技術面については、クラシック・ピアノを習い、ラヴェルやドビッシーなど近代フランス作曲家の作品を敬愛し、管弦楽編成法を独習するなど、実に正統的なアプローチである。ジョビンの作曲が単なる思いつきではなく、豊富な音楽的知識を背景にした作業であるのがわかる。

ボサノヴァの誕生は、エレーナによれば、アルバム『想いあふれて』が発表されたときである。あるヴィオラフォンの弾き語り歌手にジョビンが惚れ込み、レコーディングを持ちかけた。まだ無名だったジョアン・ジルベルトがその人である。
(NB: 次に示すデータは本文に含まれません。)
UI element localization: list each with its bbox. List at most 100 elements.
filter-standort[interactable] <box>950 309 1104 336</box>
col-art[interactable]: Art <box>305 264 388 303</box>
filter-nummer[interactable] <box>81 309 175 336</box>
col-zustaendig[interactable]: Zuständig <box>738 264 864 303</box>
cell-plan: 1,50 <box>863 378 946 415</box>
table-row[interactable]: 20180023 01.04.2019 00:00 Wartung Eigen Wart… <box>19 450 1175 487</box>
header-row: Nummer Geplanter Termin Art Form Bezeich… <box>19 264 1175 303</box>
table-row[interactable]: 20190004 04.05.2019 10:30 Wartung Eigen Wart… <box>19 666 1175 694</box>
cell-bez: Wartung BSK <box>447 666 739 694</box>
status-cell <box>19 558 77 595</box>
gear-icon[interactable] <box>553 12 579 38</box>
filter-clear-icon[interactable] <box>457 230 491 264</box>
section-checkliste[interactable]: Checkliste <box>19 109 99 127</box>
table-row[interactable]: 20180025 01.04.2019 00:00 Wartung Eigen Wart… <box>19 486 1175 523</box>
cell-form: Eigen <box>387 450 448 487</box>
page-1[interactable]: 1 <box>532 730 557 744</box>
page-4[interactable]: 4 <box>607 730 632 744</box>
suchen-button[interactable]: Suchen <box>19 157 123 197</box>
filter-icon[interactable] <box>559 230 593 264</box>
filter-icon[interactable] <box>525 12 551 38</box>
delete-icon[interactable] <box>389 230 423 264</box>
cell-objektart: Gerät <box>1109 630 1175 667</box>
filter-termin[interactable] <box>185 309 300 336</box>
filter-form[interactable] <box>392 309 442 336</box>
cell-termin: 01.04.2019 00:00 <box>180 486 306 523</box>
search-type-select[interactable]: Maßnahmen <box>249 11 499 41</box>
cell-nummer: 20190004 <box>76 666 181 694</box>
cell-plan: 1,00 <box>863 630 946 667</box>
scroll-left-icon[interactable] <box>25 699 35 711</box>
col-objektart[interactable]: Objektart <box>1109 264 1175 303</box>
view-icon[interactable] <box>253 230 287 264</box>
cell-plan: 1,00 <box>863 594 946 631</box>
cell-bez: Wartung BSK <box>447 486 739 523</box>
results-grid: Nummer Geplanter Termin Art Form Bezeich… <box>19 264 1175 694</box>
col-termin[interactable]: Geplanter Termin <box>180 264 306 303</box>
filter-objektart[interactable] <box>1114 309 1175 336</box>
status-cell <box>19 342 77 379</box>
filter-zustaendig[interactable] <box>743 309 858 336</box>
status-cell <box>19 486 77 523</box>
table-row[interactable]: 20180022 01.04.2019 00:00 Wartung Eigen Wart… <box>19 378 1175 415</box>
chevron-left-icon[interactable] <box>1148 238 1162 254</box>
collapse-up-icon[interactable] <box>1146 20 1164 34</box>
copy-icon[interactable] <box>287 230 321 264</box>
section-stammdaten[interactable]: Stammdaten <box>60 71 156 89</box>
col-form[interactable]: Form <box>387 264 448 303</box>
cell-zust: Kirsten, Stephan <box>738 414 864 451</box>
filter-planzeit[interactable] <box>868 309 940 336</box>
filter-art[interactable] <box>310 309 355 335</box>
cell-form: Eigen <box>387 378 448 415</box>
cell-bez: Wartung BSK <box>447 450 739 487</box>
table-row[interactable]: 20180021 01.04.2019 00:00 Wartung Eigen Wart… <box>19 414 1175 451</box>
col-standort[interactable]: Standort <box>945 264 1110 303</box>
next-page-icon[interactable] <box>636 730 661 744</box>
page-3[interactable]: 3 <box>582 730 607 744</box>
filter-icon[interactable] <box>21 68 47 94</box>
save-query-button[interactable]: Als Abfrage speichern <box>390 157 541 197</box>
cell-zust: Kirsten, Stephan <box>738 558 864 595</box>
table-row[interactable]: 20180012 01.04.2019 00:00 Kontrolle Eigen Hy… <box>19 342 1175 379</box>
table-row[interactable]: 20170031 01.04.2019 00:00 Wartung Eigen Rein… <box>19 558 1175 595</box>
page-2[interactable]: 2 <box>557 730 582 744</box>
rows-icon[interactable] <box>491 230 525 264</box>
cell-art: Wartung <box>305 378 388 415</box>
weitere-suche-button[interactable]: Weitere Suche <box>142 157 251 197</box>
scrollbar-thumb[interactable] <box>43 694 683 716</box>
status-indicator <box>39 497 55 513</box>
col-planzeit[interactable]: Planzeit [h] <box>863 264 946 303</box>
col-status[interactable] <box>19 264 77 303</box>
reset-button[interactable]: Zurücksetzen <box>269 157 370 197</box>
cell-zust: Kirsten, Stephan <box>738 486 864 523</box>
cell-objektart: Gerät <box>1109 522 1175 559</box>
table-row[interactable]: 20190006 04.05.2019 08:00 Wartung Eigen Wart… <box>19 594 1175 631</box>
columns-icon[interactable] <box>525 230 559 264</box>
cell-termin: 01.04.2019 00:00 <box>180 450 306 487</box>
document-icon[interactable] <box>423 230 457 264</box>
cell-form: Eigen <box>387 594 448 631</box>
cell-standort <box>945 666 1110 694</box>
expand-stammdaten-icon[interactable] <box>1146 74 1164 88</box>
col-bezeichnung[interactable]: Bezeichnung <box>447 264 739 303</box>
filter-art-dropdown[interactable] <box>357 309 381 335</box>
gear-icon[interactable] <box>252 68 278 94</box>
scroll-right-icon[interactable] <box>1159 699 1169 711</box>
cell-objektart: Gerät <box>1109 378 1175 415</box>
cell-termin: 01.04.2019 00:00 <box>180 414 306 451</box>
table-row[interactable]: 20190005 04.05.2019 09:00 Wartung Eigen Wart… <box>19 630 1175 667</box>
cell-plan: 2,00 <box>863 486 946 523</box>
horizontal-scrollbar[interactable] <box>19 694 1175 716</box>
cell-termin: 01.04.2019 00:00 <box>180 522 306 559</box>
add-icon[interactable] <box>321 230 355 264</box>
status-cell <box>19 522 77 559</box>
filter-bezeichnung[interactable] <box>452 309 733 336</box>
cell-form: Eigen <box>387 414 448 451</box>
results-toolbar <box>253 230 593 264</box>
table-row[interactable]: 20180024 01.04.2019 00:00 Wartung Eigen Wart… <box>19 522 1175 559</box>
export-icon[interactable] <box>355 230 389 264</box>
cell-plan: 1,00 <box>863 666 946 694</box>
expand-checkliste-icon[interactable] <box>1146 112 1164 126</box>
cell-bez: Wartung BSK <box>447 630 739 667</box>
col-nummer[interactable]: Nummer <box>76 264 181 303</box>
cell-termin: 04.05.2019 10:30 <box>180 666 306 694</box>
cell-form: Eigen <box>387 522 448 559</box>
ジルベルトは「偏執狂的な完璧主義者」で、双方が満足のいくものが出来るまで、何ヶ月も引きこもって作業したという。

完成したとき、ジョビンはアルバムの裏に、「このバイーア出身の新しい才能」と書いてジルベルトを賛美した。マスコミがこの文から「新しい才能(ボサノヴァ)」という言葉を拾って使ったことから、「ボサノヴァ」というジャンル名が生まれた。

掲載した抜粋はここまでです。